Se marier et mettre des enfants au monde. À Jérémie, le Seigneur avait demandé de ne pas se marier ni d’avoir de fils et de filles (chap. 16) ; c’est ainsi qu’il ne connut jamais la joie d’avoir une femme et des enfants lors de son exil de prophète. Or, parfois, quand on vient à connaître une chose alors qu’on ne peut pas s’en servir pour soi-même, on finit par acquérir une chasteté qui permet d’en pénétrer la nature plus profonde. C’est l’un des miracles authentiques de la gratuité, que seuls les prophètes connaissent vraiment et savent nous expliquer : « Les voici en foule, les fils de la désolée, plus nombreux que les fils de l’épousée » (Isaïe 54,1). Soyez féconds et prolifiques. Sur la terre de l’exil, les premières paroles de l’Éden (Gn 1,28) résonnent et la première bénédiction de l’Adam revit. Chaque fois qu’un enfant naît, la terre étrangère devient un nouvel Éden, Abraham réentend la promesse d’une nouvelle terre et d’une descendance aussi nombreuse que les étoiles dans le ciel. Isaac est sauvé une nouvelle fois par le bélier. La grotte de Bethléem devient le sépulcre vide de Jérusalem.

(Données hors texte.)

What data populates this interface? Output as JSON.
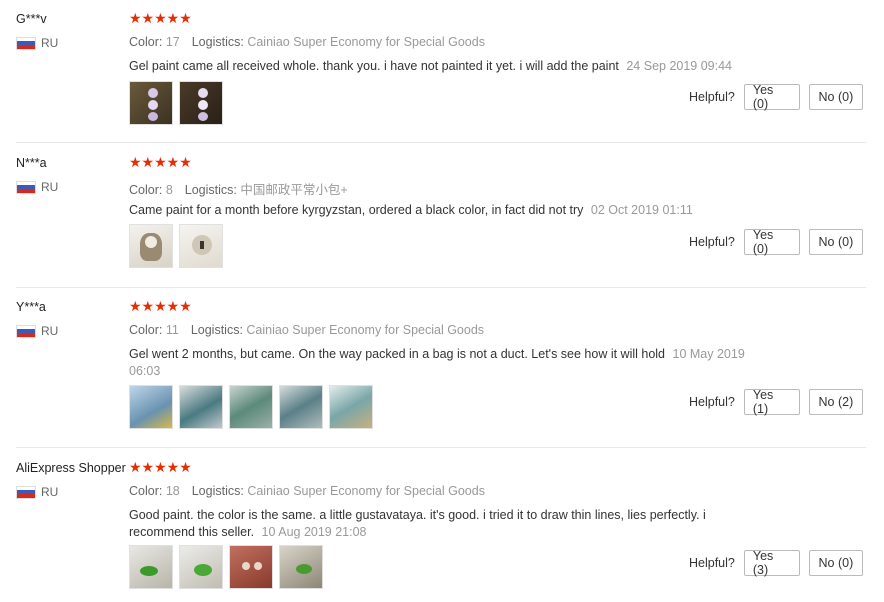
{
  "helpful_label": "Helpful?",
  "color_label": "Color:",
  "logistics_label": "Logistics:",
  "reviews": [
    {
      "user": "G***v",
      "country": "RU",
      "stars": "★★★★★",
      "color": "17",
      "logistics": "Cainiao Super Economy for Special Goods",
      "text": "Gel paint came all received whole. thank you. i have not painted it yet. i will add the paint",
      "date": "24 Sep 2019 09:44",
      "yes": "Yes (0)",
      "no": "No (0)"
    },
    {
      "user": "N***a",
      "country": "RU",
      "stars": "★★★★★",
      "color": "8",
      "logistics": "中国邮政平常小包+",
      "text": "Came paint for a month before kyrgyzstan, ordered a black color, in fact did not try",
      "date": "02 Oct 2019 01:11",
      "yes": "Yes (0)",
      "no": "No (0)"
    },
    {
      "user": "Y***a",
      "country": "RU",
      "stars": "★★★★★",
      "color": "11",
      "logistics": "Cainiao Super Economy for Special Goods",
      "text": "Gel went 2 months, but came. On the way packed in a bag is not a duct. Let's see how it will hold",
      "date": "10 May 2019 06:03",
      "yes": "Yes (1)",
      "no": "No (2)"
    },
    {
      "user": "AliExpress Shopper",
      "country": "RU",
      "stars": "★★★★★",
      "color": "18",
      "logistics": "Cainiao Super Economy for Special Goods",
      "text": "Good paint. the color is the same. a little gustavataya. it's good. i tried it to draw thin lines, lies perfectly. i recommend this seller.",
      "date": "10 Aug 2019 21:08",
      "yes": "Yes (3)",
      "no": "No (0)"
    }
  ]
}
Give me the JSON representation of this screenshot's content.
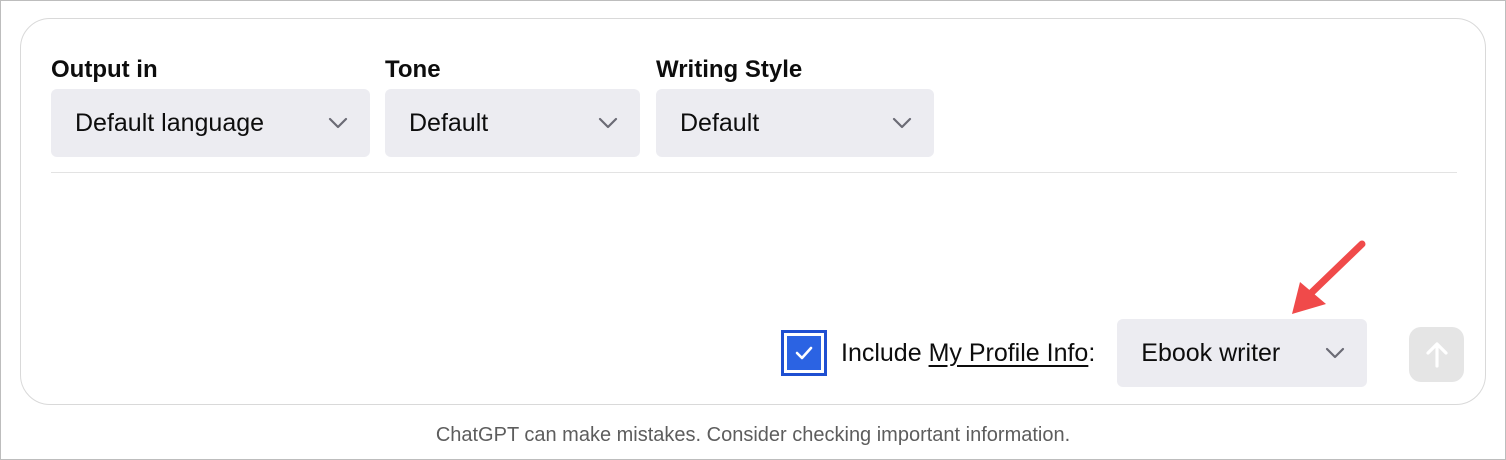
{
  "fields": [
    {
      "label": "Output in",
      "value": "Default language"
    },
    {
      "label": "Tone",
      "value": "Default"
    },
    {
      "label": "Writing Style",
      "value": "Default"
    }
  ],
  "profile": {
    "checked": true,
    "include_prefix": "Include ",
    "link_text": "My Profile Info",
    "suffix": ":",
    "selected": "Ebook writer"
  },
  "footer": {
    "disclaimer": "ChatGPT can make mistakes. Consider checking important information."
  },
  "colors": {
    "checkbox_fill": "#2b63e3",
    "annotation_arrow": "#f04a4a",
    "select_bg": "#ececf1"
  },
  "icons": {
    "dropdown": "chevron-down-icon",
    "send": "arrow-up-icon",
    "checkbox": "check-icon"
  }
}
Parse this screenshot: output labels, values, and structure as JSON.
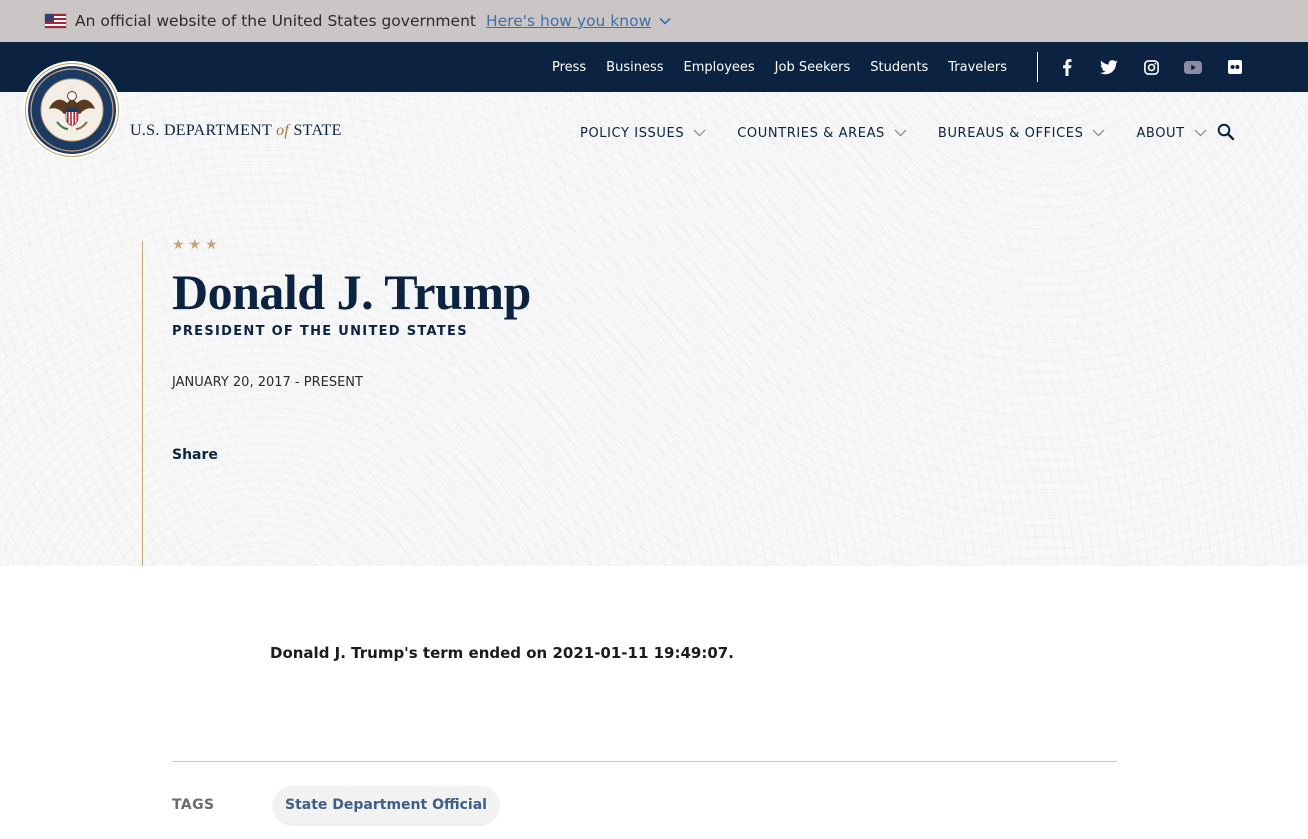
{
  "gov_banner": {
    "text": "An official website of the United States government",
    "link": "Here's how you know"
  },
  "utility_nav": {
    "links": [
      "Press",
      "Business",
      "Employees",
      "Job Seekers",
      "Students",
      "Travelers"
    ],
    "social_icons": [
      "facebook-icon",
      "twitter-icon",
      "instagram-icon",
      "youtube-icon",
      "flickr-icon"
    ]
  },
  "header": {
    "brand_prefix": "U.S. DEPARTMENT",
    "brand_of": "of",
    "brand_suffix": "STATE",
    "nav": [
      "POLICY ISSUES",
      "COUNTRIES & AREAS",
      "BUREAUS & OFFICES",
      "ABOUT"
    ]
  },
  "hero": {
    "stars": "★★★",
    "name": "Donald J. Trump",
    "title": "PRESIDENT OF THE UNITED STATES",
    "term": "JANUARY 20, 2017 - PRESENT",
    "share": "Share"
  },
  "body": {
    "term_ended": "Donald J. Trump's term ended on 2021-01-11 19:49:07."
  },
  "tags": {
    "label": "TAGS",
    "items": [
      "State Department Official"
    ]
  },
  "colors": {
    "navy": "#0b2340",
    "gold": "#c6a579",
    "banner_gray": "#cbc6c6",
    "link_blue": "#3f6fa8"
  }
}
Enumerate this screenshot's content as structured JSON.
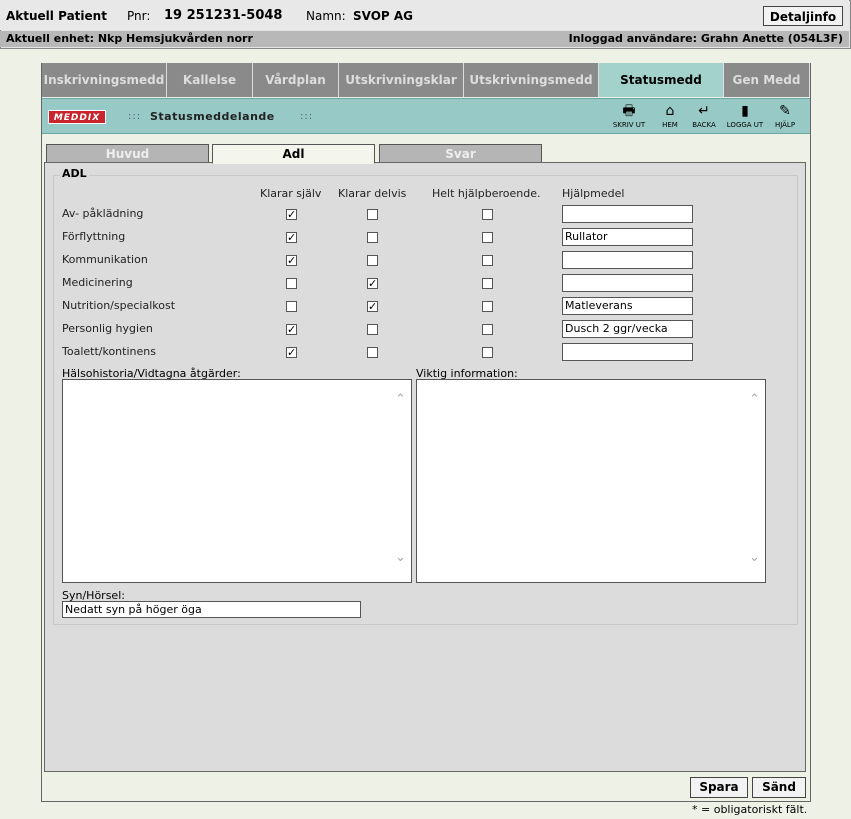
{
  "patient": {
    "current_label": "Aktuell Patient",
    "pnr_label": "Pnr:",
    "pnr_value": "19 251231-5048",
    "name_label": "Namn:",
    "name_value": "SVOP AG",
    "detail_button": "Detaljinfo",
    "unit_text": "Aktuell enhet: Nkp Hemsjukvården norr",
    "user_text": "Inloggad användare: Grahn Anette (054L3F)"
  },
  "tabs": [
    "Inskrivningsmedd",
    "Kallelse",
    "Vårdplan",
    "Utskrivningsklar",
    "Utskrivningsmedd",
    "Statusmedd",
    "Gen Medd"
  ],
  "active_tab": "Statusmedd",
  "banner": {
    "logo_text": "MEDDIX",
    "dots": ":::",
    "title": "Statusmeddelande",
    "tools": [
      {
        "icon": "printer-icon",
        "glyph": "🖶",
        "label": "SKRIV UT"
      },
      {
        "icon": "home-icon",
        "glyph": "⌂",
        "label": "HEM"
      },
      {
        "icon": "back-icon",
        "glyph": "↵",
        "label": "BACKA"
      },
      {
        "icon": "logout-icon",
        "glyph": "▮",
        "label": "LOGGA UT"
      },
      {
        "icon": "help-icon",
        "glyph": "✎",
        "label": "HJÄLP"
      }
    ]
  },
  "subtabs": [
    "Huvud",
    "Adl",
    "Svar"
  ],
  "active_subtab": "Adl",
  "adl": {
    "legend": "ADL",
    "col_headers": [
      "Klarar själv",
      "Klarar delvis",
      "Helt hjälpberoende.",
      "Hjälpmedel"
    ],
    "rows": [
      {
        "label": "Av- påklädning",
        "self": true,
        "partial": false,
        "dependent": false,
        "aid": ""
      },
      {
        "label": "Förflyttning",
        "self": true,
        "partial": false,
        "dependent": false,
        "aid": "Rullator"
      },
      {
        "label": "Kommunikation",
        "self": true,
        "partial": false,
        "dependent": false,
        "aid": ""
      },
      {
        "label": "Medicinering",
        "self": false,
        "partial": true,
        "dependent": false,
        "aid": ""
      },
      {
        "label": "Nutrition/specialkost",
        "self": false,
        "partial": true,
        "dependent": false,
        "aid": "Matleverans"
      },
      {
        "label": "Personlig hygien",
        "self": true,
        "partial": false,
        "dependent": false,
        "aid": "Dusch 2 ggr/vecka"
      },
      {
        "label": "Toalett/kontinens",
        "self": true,
        "partial": false,
        "dependent": false,
        "aid": ""
      }
    ],
    "health_history_label": "Hälsohistoria/Vidtagna åtgärder:",
    "health_history_value": "",
    "important_info_label": "Viktig information:",
    "important_info_value": "",
    "vision_label": "Syn/Hörsel:",
    "vision_value": "Nedatt syn på höger öga"
  },
  "buttons": {
    "save": "Spara",
    "send": "Sänd"
  },
  "footnote": "* = obligatoriskt fält."
}
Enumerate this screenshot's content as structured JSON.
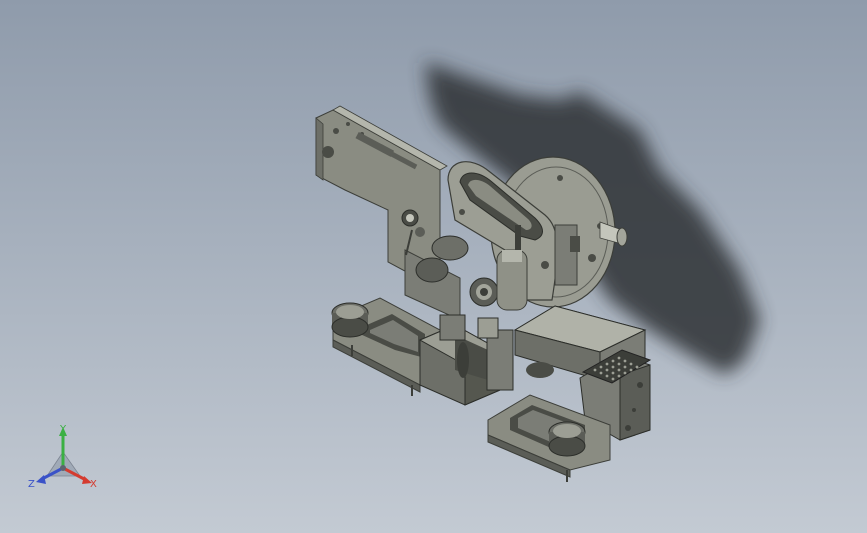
{
  "viewport": {
    "background_top": "#8f9bab",
    "background_bottom": "#c3cad3"
  },
  "model": {
    "body_color": "#8a8c82",
    "dark_color": "#4a4c46",
    "light_color": "#b4b6ac",
    "shadow_color": "#2e3034"
  },
  "triad": {
    "x_label": "X",
    "y_label": "Y",
    "z_label": "Z",
    "x_color": "#d43b2f",
    "y_color": "#3bb043",
    "z_color": "#3a52c8"
  }
}
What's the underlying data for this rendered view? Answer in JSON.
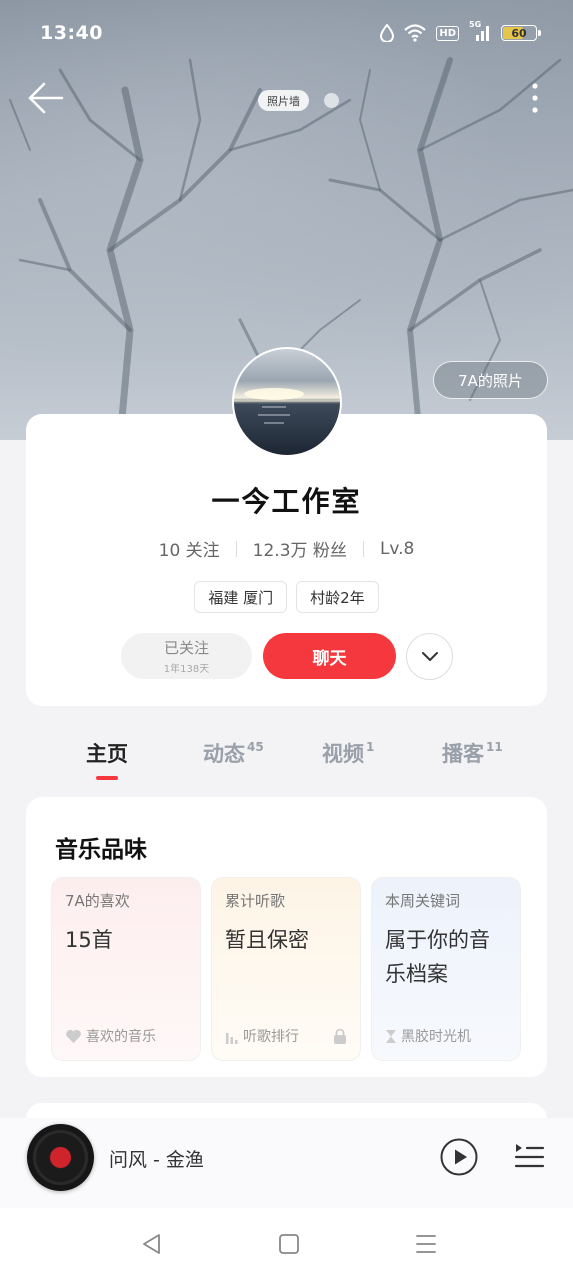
{
  "status_bar": {
    "time": "13:40",
    "hd_label": "HD",
    "network_label": "5G",
    "battery_level": "60"
  },
  "header": {
    "photo_wall_label": "照片墙",
    "photos_button_label": "7A的照片"
  },
  "profile": {
    "name": "一今工作室",
    "following": "10 关注",
    "fans": "12.3万 粉丝",
    "level": "Lv.8",
    "tags": [
      "福建 厦门",
      "村龄2年"
    ],
    "following_button_label": "已关注",
    "following_duration": "1年138天",
    "chat_button_label": "聊天"
  },
  "tabs": [
    {
      "label": "主页",
      "badge": ""
    },
    {
      "label": "动态",
      "badge": "45"
    },
    {
      "label": "视频",
      "badge": "1"
    },
    {
      "label": "播客",
      "badge": "11"
    }
  ],
  "music_taste": {
    "title": "音乐品味",
    "tiles": [
      {
        "label": "7A的喜欢",
        "value": "15首",
        "footer": "喜欢的音乐"
      },
      {
        "label": "累计听歌",
        "value": "暂且保密",
        "footer": "听歌排行"
      },
      {
        "label": "本周关键词",
        "value": "属于你的音乐档案",
        "footer": "黑胶时光机"
      }
    ]
  },
  "player": {
    "song": "问风 - 金渔"
  },
  "colors": {
    "accent": "#f5383d",
    "tile_pink": "#fdeeee",
    "tile_yellow": "#fdf4e6",
    "tile_blue": "#edf2fb"
  }
}
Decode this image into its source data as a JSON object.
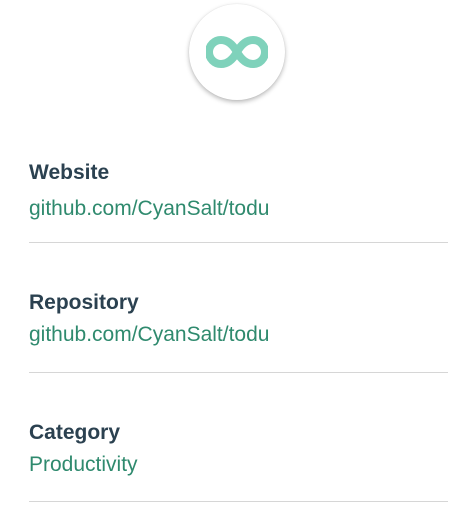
{
  "app": {
    "logo_icon": "infinity-icon",
    "accent_color": "#7fd2bb"
  },
  "details": [
    {
      "label": "Website",
      "value": "github.com/CyanSalt/todu"
    },
    {
      "label": "Repository",
      "value": "github.com/CyanSalt/todu"
    },
    {
      "label": "Category",
      "value": "Productivity"
    }
  ],
  "colors": {
    "label": "#2b4150",
    "value": "#2f8a6e",
    "divider": "#d6d6d6"
  }
}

C’est dans la conclusion que cette première lettre aux déportés atteint son paroxysme prophétique et, ainsi, son splendide paradoxe : « Soyez soucieux de la prospérité [shalom] de la ville où je vous ai déportés et intercédez pour elle auprès du SEIGNEUR : sa prospérité est la condition de la vôtre » (29,7). Peut-on en demander davantage à un prophète ? Qu’y a-t-il « au-delà » d’une prière que l’on fait monter vers Dieu pour demander le shalom de ceux qui nous ont occupés, déportés, arrachés à notre maison ? « Aimez vos ennemis, bénissez ceux qui vous maudissent », lirons-nous près de sept siècles plus tard dans les évangiles. Peut-être même ne l’aurions-nous jamais lu, ou l’aurions-nous lu différemment, s’il n’y avait pas eu Jérémie et les prophètes : « “Au dire des hommes, qui est le Fils de l’homme ?” Ils dirent : “Pour les uns, Jean le Baptiste ; pour d’autres, Elie ; pour d’autres encore, Jérémie ou l’un des prophètes” » (Mt 16,13-14).

La foi d’Israël, l’Alliance et la Loi peuvent se vivre même en exil : il n’est pas nécessaire d’attendre de pouvoir rentrer dans sa patrie, car Babylone offre tout ce qu’il faut pour vivre dans la plénitude. C’est ce qu’écrit Jérémie, et c’est ce que les vrais prophètes savent et doivent dire. Ils nous rappellent que la seule terre promise est celle que nous habitons aujourd’hui ; que même le désert peut déjà être terre promise si nous le faisons fleurir en construisant, en travaillant, en aimant, en engendrant des fils et des filles. Jamais nous ne devons tuer le temps présent dans l’attente de l’avenir.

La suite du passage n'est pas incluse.